- You tell math jokes
- You got the above math joke
- You do vector calculus for fun
- You start to lose your mind if you can’t find a pattern in a series of numbers
- You think of everything in terms of a mathematical model
- You never seem to need a calculator for anything
- A spider on the ceiling immediately makes you think of René Descartes
- You don’t play games on your calculator, that’s for the common man. You
*graph*stuff for fun. - You’re angry that the calculator on your phone doesn’t have scientific functions
- You don’t think “iff” is a typo
- You’re told to pay attention in class, but what your professor doesn’t realize is that you’re doing next month’s homework
- You know pi to more than 2 decimal places, and try to impress others by letting them know how far past “.14” you can go
- You’re so good at math that the D’s you got in English don’t matter
- You think of getting older as “losing functions”
- You’d rather use letters for variables than for forming words
- When you
*do*write essays, the words “let”, “such that”, and “therefore” are everywhere - You can do Sudoku for days on end
- You try to find mathematical patterns in the stock market
*Pi*is your favorite movie- You know more than 3 ways to prove the Pythagorean theorem
- You know how to pronounce “Pythagorean” correctly
- You’ve actually been in a real-life situation where you had to find “x”
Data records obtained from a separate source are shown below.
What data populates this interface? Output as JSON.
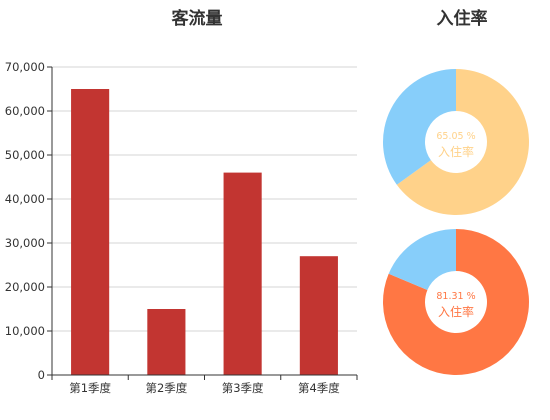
{
  "chart_data": [
    {
      "type": "bar",
      "title": "客流量",
      "categories": [
        "第1季度",
        "第2季度",
        "第3季度",
        "第4季度"
      ],
      "values": [
        65000,
        15000,
        46000,
        27000
      ],
      "ylim": [
        0,
        70000
      ],
      "ytick_step": 10000,
      "grid": true,
      "color": "#c23531"
    },
    {
      "type": "pie",
      "title": "入住率",
      "donuts": [
        {
          "percent_text": "65.05 %",
          "label": "入住率",
          "value": 65.05,
          "color": "#ffd28a",
          "rest_color": "#87cefa"
        },
        {
          "percent_text": "81.31 %",
          "label": "入住率",
          "value": 81.31,
          "color": "#ff7744",
          "rest_color": "#87cefa"
        }
      ]
    }
  ]
}
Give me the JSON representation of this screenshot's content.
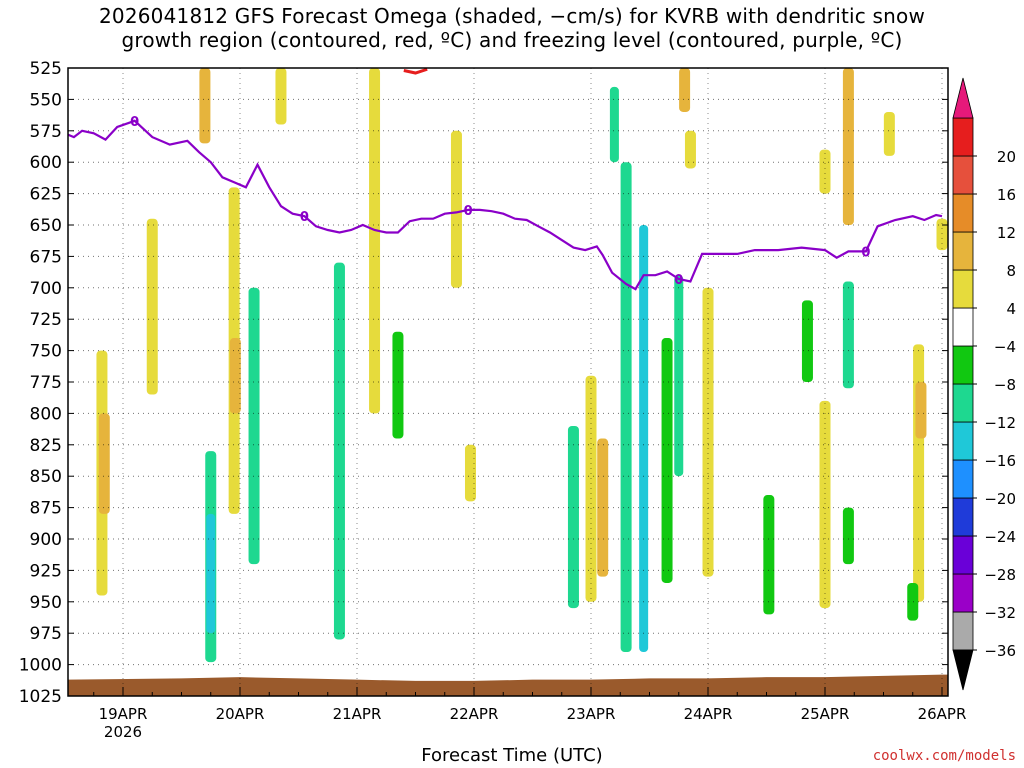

- You see a gap in the sidewalk, but it doesn’t bother you because you know the sidewalk is continuous on its domain
- You enjoy posing questions that you can’t answer
- You think mistakes are just as interesting as correct answers
- You follow the order of operations as a personal commandment
- You feel bad for telling the guy next to you in lecture that 1 = 0, and watching his brain explode
- You lie in wait for other students to drop out of advanced math classes, and calculate the probability of their doing so while you wait
- You’ve given up asking your parents for help with math homework
- You regularly use “dividing by zero” in your jokes
- You know how to write several words using only one symbol
- You know all the trig identities by heart
- You know the entire Greek alphabet by heart, and you can write all of it neatly
- You have an infinity symbol on your wedding ring
- The word “extraneous” is part of your everyday vocabulary
- You very much dislike doing
*anything*in more than one step - Your girlfriend/boyfriend disagrees with you on the above statement
- You prefer to do calculations yourself as you don’t trust computers to avoid mistakes
- You use math-related pickup lines
- You have a “problem-solving soundtrack”
- You’ve rapped about math while doing it
- M.C. Escher is your favorite M.C.
- You can count in 9’s, 13’s, or 17’s with ease
- You confuse people every time you talk about “real” numbers
- You can do “percent of change” for just about anything
- You can actually explain significant figures to someone else
- You re-work sample problems in your head while taking a shower
- You know that the cat with the lowest mu will always fall off the roof first
- You know what the “Golden Ratio” is, and you look for it everywhere
- You’ve corrected your professor while he/she was demonstrating a complex problem
- Your professor’s problems take up more than one board
- You write the “summation” symbol on a daily basis, even outside of class
- You’ve developed your own proof
- You can do unit conversions in your head
- People call you a “math whiz”
- You mentally convert complex objects into simple shapes to better understand them
- You can solve for three or more variables simultaneously
- Fractional exponents don’t scare you
- Negative exponents don’t scare you
- Negative fractional exponents don’t scare you
- You’d give anything to meet Archimedes
- You don’t consider long-distance running a “method of exhaustion”
- You can find the area or volume of any shape
- You can re-write an equation in two or more ways
- You can solve the same math problem using three or more methods
- You adore optimization
- You’ve considered becoming a math professor
- You’ve considered becoming an architect
- You calculated how much of this list applies to you
- You are doing calculations of some kind while reading this
- Your homework for this week, next week, and the week after that was done before reading this
- You should really stop reading this, it’s so inefficient.